Bets ampliam endividamento e preocupam empresas

O crescimento das apostas esportivas online tem ampliado um problema que já preocupa especialistas em finanças: o aumento do endividamento das famílias brasileiras. Em um cenário de crédito caro e inadimplência recorde, as bets passaram a comprometer o orçamento de milhões de pessoas e seus reflexos já começam a ser sentidos também dentro das empresas.

Dados recentes mostram que o Brasil atingiu, em 2026, o maior número de consumidores negativados da história, com 83,5 milhões de inadimplentes. Nesse contexto, um estudo do Banco Central aponta que as apostas online já superaram os juros bancários como principal fator de endividamento entre famílias de baixa renda. Em Santa Catarina, desde outubro de 2025, o NAS, Núcleo de Apoio ao Superendividado já atendeu 189 consumidores, com dívidas que ultrapassam R$ 20 milhões.

Para a mentora financeira Anamara Dreilich, o problema vai muito além da perda de dinheiro. Segundo ela, as apostas criam um ciclo de comportamento que dificulta a recuperação financeira e pode comprometer outras áreas da vida.

“As apostas são apresentadas como uma oportunidade de ganhar dinheiro rapidamente, mas muitas pessoas acabam entrando em uma lógica de tentar recuperar o que perderam. Quando a expectativa de ganho substitui o planejamento financeiro, as decisões deixam de ser racionais e passam a ser guiadas pela emoção”, explica.

Os impactos desse comportamento também chegam ao ambiente corporativo. Colaboradores endividados tendem a apresentar níveis mais elevados de estresse, dificuldade de concentração e queda de produtividade, afetando o desempenho individual e, consequentemente, os resultados das empresas.

“Um profissional preocupado constantemente com dívidas dificilmente consegue dedicar toda a sua atenção ao trabalho. Isso interfere no foco, na capacidade de tomar decisões e até na qualidade das relações dentro da equipe.
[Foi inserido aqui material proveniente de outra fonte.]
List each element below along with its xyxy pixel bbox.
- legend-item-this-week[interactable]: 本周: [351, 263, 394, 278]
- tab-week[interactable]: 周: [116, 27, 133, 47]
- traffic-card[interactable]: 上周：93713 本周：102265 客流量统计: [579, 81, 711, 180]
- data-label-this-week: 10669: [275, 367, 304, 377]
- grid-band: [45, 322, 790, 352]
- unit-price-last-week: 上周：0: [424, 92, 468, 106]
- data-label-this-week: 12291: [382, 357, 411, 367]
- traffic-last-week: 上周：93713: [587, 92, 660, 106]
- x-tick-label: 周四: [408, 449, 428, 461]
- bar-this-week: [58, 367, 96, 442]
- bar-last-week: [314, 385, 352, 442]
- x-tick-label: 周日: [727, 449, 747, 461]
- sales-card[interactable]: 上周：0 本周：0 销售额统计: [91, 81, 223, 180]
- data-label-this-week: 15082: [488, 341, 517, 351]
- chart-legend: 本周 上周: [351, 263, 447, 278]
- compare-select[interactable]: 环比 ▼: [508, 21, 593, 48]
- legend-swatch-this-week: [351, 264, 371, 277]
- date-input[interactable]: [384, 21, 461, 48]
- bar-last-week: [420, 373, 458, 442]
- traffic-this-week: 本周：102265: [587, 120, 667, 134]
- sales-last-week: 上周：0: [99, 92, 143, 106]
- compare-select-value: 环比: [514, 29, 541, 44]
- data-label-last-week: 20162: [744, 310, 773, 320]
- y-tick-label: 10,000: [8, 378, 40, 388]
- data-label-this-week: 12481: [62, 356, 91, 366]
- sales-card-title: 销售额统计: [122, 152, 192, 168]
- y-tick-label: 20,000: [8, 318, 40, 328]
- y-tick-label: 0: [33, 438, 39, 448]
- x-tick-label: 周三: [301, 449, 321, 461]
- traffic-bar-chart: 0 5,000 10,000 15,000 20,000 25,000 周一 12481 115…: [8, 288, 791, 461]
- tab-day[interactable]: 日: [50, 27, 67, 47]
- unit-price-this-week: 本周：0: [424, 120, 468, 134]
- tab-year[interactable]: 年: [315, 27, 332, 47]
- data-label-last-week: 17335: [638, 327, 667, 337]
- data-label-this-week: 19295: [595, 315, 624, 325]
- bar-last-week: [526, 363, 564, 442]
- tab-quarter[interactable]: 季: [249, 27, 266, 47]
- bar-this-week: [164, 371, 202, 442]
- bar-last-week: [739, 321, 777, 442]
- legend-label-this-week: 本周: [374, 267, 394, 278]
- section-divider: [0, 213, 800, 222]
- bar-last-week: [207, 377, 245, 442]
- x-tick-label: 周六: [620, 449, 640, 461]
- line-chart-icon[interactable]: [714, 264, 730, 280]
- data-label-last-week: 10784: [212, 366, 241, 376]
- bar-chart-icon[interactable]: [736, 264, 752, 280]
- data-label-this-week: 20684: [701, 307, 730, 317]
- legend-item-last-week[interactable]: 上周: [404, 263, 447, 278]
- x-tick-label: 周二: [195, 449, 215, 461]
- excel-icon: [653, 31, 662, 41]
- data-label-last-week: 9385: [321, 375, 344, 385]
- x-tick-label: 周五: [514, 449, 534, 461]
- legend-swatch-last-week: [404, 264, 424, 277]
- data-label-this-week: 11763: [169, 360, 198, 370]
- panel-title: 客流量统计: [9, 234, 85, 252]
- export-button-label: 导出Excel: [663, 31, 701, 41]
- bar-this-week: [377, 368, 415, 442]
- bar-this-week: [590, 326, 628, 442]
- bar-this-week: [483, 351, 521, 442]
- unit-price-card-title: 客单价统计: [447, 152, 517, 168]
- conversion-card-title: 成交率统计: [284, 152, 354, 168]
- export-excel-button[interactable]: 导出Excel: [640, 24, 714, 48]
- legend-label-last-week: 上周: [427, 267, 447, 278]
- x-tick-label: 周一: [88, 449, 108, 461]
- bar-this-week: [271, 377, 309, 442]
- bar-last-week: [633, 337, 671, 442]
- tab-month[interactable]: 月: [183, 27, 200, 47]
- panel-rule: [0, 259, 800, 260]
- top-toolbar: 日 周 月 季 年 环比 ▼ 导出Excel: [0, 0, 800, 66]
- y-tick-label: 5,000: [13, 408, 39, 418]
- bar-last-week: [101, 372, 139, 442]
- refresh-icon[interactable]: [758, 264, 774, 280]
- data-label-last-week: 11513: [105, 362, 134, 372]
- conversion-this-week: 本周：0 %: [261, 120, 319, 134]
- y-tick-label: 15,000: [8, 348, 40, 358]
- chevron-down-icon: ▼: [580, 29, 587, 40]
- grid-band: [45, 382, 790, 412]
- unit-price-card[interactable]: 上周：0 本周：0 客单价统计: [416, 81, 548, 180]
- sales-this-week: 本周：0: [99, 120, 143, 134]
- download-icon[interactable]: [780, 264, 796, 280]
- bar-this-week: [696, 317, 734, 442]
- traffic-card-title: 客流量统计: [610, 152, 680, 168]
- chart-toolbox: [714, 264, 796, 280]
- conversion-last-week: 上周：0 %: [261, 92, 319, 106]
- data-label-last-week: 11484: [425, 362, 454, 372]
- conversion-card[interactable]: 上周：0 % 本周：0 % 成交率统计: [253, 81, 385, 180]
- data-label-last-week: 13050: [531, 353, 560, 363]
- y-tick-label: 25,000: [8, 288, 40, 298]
Por isso, saúde financeira também deve ser vista como um tema estratégico para as organizações”, destaca.

Segundo Anamara, muitas empresas já começam a investir em ações de educação financeira como forma de promover bem-estar e prevenir situações de superendividamento entre os colaboradores. Ela reforça que o enfrentamento do problema passa pela conscientização sobre os riscos das apostas e pela construção de hábitos financeiros mais saudáveis.

“O dinheiro utilizado nas apostas normalmente deixa de cumprir objetivos importantes, como quitar dívidas, formar uma reserva de emergência ou realizar projetos pessoais. Recuperar o controle das finanças exige planejamento, mudança de comportamento e a compreensão de que não existe ganho fácil quando o assunto é dinheiro”, afirma.

Com atuação em mentorias, treinamentos e palestras para pessoas e empresas, Anamara Dreilich desenvolve trabalhos voltados ao planejamento financeiro e à construção de hábitos conscientes, mostrando que a educação financeira é uma das principais ferramentas para reduzir o endividamento, fortalecer a saúde financeira e melhorar a qualidade de vida.